Australia is a safe destination for Indian students wishing to pursue higher education. Aspiring students and their parents need not entertain apprehensions over security in the wake of the recent attacks against some Indian students.
This was the message that was sought to be conveyed to students and parents with concerns over security Down Under at a road show of four Australian universities organised by Mentor Consultancy in Tiruchi on Wednesday. The event was intended to showcase the educational and career opportunities available in Australia.
Both the organisers and representatives of the universities conceded that there has been a fall in number of students evincing interest in pursuing higher education in Australia this year. "It is true that there is a reduction in the numbers. But we are looking to woo quality students more than the quantity," observed Alison White, Manager (Projects and Planning), The University of Adelaide, one of the four participating institutions at the show.
Representatives of the universities were keen to project Australia’s image as a safe destination. "Varsities take utmost care about the security of students.

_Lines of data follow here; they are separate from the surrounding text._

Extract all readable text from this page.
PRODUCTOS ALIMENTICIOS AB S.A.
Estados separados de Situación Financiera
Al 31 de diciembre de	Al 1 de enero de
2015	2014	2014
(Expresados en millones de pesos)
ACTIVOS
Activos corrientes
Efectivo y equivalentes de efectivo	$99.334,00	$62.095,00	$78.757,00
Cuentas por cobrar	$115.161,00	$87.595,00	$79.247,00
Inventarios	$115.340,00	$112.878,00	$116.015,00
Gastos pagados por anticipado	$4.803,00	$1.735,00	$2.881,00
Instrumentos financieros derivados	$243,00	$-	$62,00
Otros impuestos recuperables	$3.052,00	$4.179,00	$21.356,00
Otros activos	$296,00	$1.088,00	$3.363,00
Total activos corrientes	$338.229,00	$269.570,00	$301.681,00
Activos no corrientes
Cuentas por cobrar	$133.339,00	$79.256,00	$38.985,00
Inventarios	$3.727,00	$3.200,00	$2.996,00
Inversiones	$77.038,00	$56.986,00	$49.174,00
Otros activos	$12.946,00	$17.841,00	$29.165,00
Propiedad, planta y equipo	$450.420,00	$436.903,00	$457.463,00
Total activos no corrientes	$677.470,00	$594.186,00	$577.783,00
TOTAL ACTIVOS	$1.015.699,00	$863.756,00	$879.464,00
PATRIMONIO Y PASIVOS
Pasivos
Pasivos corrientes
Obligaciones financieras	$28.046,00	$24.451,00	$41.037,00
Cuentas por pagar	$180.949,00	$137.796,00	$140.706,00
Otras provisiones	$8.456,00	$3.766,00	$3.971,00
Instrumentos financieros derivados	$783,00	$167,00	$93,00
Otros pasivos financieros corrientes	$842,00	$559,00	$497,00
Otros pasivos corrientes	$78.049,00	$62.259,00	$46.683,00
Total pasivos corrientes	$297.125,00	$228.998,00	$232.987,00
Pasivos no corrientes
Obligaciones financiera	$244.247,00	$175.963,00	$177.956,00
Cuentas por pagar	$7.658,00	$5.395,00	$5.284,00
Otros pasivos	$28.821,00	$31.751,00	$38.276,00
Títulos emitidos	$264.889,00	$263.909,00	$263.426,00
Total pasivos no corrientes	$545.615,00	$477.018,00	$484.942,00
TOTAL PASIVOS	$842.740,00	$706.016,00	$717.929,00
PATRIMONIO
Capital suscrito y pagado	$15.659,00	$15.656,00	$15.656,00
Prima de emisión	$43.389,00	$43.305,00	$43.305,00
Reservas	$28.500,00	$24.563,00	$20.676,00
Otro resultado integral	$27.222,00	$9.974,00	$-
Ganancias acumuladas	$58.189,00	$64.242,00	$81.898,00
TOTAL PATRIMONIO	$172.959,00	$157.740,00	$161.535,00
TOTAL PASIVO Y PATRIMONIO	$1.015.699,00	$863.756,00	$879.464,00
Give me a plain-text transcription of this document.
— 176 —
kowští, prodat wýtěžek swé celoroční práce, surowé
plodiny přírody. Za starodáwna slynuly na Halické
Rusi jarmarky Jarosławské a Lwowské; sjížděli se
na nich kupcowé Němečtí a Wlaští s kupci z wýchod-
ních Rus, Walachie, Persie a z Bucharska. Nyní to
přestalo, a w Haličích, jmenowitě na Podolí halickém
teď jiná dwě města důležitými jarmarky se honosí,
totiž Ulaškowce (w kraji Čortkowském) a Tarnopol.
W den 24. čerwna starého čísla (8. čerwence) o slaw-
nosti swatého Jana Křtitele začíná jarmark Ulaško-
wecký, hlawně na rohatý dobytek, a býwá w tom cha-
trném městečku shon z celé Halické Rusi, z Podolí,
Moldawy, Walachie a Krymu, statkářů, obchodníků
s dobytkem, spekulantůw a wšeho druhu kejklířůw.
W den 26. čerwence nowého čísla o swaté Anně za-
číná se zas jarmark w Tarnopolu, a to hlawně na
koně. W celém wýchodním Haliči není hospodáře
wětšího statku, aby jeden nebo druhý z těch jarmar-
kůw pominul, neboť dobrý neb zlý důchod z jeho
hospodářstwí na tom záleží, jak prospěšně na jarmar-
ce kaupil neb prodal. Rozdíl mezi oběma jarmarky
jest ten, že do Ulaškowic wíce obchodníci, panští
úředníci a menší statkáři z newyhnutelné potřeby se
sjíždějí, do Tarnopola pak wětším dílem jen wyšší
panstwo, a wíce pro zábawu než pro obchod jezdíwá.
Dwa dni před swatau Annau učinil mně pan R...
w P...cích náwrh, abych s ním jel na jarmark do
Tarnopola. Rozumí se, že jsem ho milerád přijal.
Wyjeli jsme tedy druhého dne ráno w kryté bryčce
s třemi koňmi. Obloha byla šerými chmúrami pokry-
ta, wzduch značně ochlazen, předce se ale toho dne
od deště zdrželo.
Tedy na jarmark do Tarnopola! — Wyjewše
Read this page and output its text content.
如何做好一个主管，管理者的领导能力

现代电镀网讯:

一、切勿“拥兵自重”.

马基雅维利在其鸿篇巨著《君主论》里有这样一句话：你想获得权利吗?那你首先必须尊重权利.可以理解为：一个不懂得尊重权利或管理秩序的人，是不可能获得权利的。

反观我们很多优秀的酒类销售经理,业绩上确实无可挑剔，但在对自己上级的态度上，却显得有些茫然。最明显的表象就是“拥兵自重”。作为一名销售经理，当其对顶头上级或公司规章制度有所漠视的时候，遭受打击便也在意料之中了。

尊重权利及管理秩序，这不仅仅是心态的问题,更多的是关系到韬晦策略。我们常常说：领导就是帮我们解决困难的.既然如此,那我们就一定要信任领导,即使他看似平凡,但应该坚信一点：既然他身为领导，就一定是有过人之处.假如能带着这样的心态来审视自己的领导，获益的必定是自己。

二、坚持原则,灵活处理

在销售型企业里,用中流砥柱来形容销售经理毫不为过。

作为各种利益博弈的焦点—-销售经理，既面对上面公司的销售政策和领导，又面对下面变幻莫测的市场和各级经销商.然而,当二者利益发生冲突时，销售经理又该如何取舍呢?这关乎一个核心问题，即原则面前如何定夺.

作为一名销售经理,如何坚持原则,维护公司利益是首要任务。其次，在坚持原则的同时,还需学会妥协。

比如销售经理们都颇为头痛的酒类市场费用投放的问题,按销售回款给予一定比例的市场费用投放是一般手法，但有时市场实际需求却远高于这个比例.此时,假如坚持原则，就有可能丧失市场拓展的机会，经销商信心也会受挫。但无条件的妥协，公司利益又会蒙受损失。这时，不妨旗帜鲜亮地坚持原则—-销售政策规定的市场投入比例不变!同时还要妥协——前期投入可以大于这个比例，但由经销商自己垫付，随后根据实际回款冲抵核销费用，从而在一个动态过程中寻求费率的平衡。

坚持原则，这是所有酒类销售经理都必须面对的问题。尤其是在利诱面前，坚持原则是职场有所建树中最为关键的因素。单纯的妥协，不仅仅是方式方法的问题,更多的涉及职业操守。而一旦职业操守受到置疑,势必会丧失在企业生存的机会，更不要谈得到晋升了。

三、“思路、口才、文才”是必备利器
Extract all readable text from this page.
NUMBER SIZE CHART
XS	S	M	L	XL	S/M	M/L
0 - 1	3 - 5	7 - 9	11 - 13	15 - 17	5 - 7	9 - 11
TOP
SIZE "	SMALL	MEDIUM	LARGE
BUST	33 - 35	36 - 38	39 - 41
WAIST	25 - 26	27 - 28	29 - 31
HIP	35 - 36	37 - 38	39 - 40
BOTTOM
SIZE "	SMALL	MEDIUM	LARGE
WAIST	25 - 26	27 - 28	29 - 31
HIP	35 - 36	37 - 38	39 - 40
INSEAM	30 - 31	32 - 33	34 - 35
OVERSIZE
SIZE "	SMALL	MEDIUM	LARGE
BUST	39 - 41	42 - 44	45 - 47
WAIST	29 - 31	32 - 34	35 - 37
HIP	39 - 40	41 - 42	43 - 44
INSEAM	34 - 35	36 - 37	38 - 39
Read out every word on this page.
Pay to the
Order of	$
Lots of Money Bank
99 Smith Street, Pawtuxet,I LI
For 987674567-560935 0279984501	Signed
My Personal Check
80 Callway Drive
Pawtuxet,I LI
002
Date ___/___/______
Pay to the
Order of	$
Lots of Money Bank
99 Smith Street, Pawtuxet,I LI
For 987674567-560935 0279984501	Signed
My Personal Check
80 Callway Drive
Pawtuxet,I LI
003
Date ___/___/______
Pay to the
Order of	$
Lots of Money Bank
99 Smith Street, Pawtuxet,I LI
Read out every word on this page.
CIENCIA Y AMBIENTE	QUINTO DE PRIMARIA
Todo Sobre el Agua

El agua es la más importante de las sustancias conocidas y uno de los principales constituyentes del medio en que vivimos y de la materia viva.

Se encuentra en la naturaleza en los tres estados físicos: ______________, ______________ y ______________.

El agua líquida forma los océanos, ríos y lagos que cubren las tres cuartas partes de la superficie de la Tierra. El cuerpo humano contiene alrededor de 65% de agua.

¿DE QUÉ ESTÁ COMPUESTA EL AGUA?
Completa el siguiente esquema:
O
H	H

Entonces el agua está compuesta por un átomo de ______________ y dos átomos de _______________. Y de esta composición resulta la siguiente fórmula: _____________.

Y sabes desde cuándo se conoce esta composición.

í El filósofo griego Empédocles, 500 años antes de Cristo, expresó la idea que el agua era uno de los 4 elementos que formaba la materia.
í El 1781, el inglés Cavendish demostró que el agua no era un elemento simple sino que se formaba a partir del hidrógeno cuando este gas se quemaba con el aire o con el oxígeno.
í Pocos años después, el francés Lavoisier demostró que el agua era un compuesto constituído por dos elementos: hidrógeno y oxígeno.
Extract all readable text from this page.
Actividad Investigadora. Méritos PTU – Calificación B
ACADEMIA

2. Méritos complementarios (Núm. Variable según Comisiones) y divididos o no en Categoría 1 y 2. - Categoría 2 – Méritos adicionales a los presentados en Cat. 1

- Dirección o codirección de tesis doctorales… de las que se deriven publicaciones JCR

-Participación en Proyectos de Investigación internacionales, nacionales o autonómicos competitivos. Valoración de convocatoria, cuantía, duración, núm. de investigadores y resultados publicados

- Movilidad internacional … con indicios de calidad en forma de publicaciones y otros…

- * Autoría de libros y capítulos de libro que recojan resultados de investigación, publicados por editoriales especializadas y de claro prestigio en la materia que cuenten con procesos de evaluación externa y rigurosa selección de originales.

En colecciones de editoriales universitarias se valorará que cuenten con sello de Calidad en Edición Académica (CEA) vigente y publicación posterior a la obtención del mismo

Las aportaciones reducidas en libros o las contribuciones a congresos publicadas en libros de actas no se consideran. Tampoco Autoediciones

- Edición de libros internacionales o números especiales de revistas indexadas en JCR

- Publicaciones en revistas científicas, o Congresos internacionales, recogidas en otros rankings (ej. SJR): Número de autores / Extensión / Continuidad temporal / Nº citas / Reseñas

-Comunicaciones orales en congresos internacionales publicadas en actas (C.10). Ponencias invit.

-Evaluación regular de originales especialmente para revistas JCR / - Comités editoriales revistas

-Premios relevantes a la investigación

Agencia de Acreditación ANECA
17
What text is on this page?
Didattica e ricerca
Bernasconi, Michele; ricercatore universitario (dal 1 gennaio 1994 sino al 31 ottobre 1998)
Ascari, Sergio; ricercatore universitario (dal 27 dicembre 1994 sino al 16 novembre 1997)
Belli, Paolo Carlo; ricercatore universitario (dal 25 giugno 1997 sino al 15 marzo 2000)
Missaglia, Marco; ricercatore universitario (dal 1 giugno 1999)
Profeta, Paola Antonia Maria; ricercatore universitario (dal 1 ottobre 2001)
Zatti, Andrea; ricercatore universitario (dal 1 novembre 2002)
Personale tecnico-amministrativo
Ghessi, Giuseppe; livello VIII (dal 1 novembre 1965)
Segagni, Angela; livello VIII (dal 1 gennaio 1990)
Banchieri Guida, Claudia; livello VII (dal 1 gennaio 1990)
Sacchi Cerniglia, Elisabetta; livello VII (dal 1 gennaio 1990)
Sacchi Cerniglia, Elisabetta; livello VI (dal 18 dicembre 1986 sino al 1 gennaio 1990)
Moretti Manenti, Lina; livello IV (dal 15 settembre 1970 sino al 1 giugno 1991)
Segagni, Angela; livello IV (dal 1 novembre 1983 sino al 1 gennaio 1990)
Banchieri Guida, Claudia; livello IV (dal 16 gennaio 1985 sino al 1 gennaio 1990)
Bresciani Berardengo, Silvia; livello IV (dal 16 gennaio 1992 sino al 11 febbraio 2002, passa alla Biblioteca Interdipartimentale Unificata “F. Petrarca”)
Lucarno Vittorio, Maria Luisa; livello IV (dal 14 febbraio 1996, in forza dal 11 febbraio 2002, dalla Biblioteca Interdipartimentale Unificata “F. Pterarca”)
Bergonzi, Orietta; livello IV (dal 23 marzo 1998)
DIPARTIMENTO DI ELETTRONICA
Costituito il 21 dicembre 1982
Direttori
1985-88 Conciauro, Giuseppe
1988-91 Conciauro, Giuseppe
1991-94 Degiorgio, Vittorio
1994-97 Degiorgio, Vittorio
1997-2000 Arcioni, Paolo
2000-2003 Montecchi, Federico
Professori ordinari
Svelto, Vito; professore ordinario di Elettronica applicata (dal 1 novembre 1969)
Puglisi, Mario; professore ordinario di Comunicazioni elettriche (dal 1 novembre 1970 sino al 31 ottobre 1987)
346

We organise one week orientation programme for international students and even the Australian police make a presentation to the students," said Nandi Lakshmanan, Promotions Officer, La Trobe University, another participating institution.
"Adelaide is a safe city and we take good care of the security of our students. We even arrange for airport pickups for them," added Ms.White. The Swinburne University and RMIT (Royal Melbourne Institute of Technology) University were the other two institutions which participated in the event.
Tiruchi is the third city in the State where the road show is being held by Mentor Consultancy after Chennai and Coimbatore. The fourth and final road show would be held in Madurai on Thursday. "The response has been good, though not as good as last year," said Vivek Samy, Chief Executive Officer, Mentor Consultancy (Asia Pacific). The scale of the recent attacks on Indian students was not as big as it was projected to be. It is just a question of understanding the Australian way of living and adhering to the rule of the land, he observed.
As for the demand for courses, Mr. Samy and the organisers said most enquiries were for engineering courses (including electronics and information technology, mechanical and even aero space engineering) and business management. Students are issued offer letters the same day by some of the varsities. They are also briefed about the merit scholarships available.
Mentor Consultancy has also been arranging placements for students who complete higher education in Australia, where recruiting agencies cannot collect any fee for the service from the candidates.